Durante décadas, los esfuerzos por mejorar el rendimiento de las baterías de iones de litio se han centrado en modificar la composición química de los electrodos, desarrollar nuevos electrolitos o explorar materiales alternativos.
Sin embargo, un equipo de investigadores liderado por la Universidad de Cambridge demostró que la clave para alargar sustancialmente la vida útil de estos acumuladores podría residir en un factor mucho más sencillo: la presión física constante.

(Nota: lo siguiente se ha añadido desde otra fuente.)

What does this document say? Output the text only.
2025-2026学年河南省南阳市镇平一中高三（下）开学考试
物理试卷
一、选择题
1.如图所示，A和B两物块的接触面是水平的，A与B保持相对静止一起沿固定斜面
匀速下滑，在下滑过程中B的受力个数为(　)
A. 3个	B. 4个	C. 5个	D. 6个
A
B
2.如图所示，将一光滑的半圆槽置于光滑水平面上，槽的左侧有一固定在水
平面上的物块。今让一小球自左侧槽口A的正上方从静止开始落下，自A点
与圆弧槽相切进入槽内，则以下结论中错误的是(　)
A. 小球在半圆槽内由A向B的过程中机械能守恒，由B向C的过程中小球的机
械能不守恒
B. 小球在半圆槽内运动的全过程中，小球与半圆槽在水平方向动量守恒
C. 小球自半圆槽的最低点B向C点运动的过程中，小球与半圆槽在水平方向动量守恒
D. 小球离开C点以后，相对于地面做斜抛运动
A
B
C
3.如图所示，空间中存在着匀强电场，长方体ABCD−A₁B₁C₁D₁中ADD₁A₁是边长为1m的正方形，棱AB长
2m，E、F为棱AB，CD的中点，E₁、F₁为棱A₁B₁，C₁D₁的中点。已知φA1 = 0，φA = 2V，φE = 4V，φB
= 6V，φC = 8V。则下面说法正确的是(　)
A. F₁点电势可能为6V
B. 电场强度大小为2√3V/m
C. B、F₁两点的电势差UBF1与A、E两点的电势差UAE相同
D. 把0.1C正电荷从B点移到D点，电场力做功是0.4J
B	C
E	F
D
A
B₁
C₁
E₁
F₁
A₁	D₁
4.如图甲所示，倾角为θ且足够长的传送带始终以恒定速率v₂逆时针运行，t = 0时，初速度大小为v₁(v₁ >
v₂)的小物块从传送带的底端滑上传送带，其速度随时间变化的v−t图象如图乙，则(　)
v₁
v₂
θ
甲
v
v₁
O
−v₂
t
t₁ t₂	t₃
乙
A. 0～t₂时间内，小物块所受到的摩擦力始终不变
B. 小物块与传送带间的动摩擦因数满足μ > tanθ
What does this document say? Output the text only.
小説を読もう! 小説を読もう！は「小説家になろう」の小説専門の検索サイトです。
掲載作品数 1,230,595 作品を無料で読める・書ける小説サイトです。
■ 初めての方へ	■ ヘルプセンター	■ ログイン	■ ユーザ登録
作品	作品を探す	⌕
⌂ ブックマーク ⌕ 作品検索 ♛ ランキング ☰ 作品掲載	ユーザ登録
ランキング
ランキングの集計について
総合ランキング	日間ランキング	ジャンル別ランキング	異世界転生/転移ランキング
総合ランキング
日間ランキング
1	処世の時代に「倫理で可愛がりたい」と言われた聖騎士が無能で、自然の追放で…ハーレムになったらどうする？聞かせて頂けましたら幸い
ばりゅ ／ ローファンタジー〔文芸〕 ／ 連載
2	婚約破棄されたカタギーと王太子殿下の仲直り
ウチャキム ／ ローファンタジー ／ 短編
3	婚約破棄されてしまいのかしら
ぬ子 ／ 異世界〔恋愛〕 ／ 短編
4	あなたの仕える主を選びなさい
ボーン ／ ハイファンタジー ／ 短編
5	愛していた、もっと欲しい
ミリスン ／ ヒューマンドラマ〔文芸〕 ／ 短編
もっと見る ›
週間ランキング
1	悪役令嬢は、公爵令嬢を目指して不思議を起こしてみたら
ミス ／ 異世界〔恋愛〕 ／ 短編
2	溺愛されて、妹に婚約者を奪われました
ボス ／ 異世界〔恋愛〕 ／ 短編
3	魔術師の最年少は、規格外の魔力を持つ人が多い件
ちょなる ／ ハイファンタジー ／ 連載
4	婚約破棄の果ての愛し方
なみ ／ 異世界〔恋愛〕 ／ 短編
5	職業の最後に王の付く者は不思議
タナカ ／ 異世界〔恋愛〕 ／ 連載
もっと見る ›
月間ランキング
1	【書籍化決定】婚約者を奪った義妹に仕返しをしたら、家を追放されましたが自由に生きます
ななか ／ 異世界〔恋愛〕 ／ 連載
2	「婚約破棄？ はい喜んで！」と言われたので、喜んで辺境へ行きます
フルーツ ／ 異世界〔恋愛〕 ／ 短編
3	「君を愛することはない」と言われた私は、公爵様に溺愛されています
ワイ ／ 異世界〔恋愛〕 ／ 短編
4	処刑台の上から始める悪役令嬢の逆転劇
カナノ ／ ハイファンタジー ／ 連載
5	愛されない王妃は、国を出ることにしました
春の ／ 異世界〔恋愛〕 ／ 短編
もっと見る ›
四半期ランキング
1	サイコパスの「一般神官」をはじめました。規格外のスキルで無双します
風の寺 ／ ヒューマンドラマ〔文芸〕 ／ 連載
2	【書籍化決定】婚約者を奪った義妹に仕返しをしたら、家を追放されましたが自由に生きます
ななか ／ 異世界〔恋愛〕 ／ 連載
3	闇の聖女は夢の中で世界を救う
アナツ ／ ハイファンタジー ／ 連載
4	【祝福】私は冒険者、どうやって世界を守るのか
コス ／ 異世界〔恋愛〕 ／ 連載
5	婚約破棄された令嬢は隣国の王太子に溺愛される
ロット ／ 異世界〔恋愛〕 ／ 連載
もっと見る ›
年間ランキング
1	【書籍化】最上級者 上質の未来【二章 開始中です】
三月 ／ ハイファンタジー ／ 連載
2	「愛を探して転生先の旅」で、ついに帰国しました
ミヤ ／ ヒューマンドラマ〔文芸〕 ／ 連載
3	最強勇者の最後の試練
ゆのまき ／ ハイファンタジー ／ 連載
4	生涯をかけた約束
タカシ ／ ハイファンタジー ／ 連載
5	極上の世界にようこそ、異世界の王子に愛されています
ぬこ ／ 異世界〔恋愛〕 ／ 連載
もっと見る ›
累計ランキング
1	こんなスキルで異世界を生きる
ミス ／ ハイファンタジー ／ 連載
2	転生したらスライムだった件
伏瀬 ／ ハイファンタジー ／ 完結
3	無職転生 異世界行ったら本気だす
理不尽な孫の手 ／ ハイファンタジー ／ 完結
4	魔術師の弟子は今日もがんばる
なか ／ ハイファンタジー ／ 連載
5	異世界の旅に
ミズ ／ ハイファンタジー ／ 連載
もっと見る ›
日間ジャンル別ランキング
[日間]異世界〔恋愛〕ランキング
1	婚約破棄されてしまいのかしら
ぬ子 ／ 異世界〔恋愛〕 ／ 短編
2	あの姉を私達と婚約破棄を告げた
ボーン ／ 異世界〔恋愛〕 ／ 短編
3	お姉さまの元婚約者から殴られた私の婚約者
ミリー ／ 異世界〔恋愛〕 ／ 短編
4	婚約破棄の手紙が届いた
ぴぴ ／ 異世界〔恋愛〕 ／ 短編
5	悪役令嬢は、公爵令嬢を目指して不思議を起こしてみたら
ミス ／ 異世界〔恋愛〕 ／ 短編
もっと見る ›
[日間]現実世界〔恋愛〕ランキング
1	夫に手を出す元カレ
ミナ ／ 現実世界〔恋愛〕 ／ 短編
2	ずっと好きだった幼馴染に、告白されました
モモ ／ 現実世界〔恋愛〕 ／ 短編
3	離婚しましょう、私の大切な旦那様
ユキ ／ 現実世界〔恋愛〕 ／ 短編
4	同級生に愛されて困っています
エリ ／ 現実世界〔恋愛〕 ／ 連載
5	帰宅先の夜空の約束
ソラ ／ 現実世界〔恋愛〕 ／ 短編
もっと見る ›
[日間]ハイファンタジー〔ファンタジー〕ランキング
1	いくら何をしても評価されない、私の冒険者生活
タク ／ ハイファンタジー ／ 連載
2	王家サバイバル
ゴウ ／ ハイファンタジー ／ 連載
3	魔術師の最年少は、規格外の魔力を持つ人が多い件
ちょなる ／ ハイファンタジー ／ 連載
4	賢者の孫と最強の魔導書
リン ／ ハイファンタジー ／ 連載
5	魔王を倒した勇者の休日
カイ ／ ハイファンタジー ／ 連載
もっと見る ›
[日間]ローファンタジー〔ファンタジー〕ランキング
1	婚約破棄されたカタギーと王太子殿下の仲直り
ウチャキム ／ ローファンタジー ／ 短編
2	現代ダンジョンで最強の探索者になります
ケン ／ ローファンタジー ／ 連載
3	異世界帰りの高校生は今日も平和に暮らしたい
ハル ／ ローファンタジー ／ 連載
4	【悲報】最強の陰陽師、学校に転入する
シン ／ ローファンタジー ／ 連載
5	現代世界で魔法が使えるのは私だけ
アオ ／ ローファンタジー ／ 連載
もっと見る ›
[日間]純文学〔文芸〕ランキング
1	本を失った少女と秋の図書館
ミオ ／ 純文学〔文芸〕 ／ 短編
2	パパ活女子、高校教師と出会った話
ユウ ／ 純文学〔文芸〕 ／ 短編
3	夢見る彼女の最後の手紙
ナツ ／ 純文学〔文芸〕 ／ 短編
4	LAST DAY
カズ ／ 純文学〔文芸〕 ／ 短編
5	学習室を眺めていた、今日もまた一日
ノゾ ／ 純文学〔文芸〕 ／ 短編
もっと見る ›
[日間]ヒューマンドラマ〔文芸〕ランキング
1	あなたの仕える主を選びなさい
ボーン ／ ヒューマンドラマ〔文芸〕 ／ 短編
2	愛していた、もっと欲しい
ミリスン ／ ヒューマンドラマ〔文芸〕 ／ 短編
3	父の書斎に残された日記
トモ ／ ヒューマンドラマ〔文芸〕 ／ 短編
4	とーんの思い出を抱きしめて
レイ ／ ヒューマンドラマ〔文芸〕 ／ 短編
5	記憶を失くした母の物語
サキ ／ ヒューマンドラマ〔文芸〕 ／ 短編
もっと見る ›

El estudio, publicado en la prestigiosa revista Nature Energy bajo el título «The interplay between stack pressure, mechanical expansion and degradation pathways in lithium-ion batteries«, revela que mantener una presión uniforme y constante sobre las celdas durante los ciclos de carga y descarga puede duplicar su vida útil.
Este nivel de mejora resulta excepcional en el campo del desarrollo de baterías, donde las modificaciones en la composición suelen traducirse en ganancias de apenas 5% a 10%.
El profesor Michael De Volder, del Departamento de Ingeniería de Cambridge y codirector de la investigación, explicó el enfoque de su equipo: «Gran parte del trabajo para mejorar las baterías de iones de litio lo realizan químicos y físicos, pero como ingeniero mecánico, también quise investigar el papel que juega la mecánica».
Esta perspectiva interdisciplinaria permitió abordar un problema que había permanecido en un segundo plano: la expansión y contracción física que experimentan las baterías durante su funcionamiento.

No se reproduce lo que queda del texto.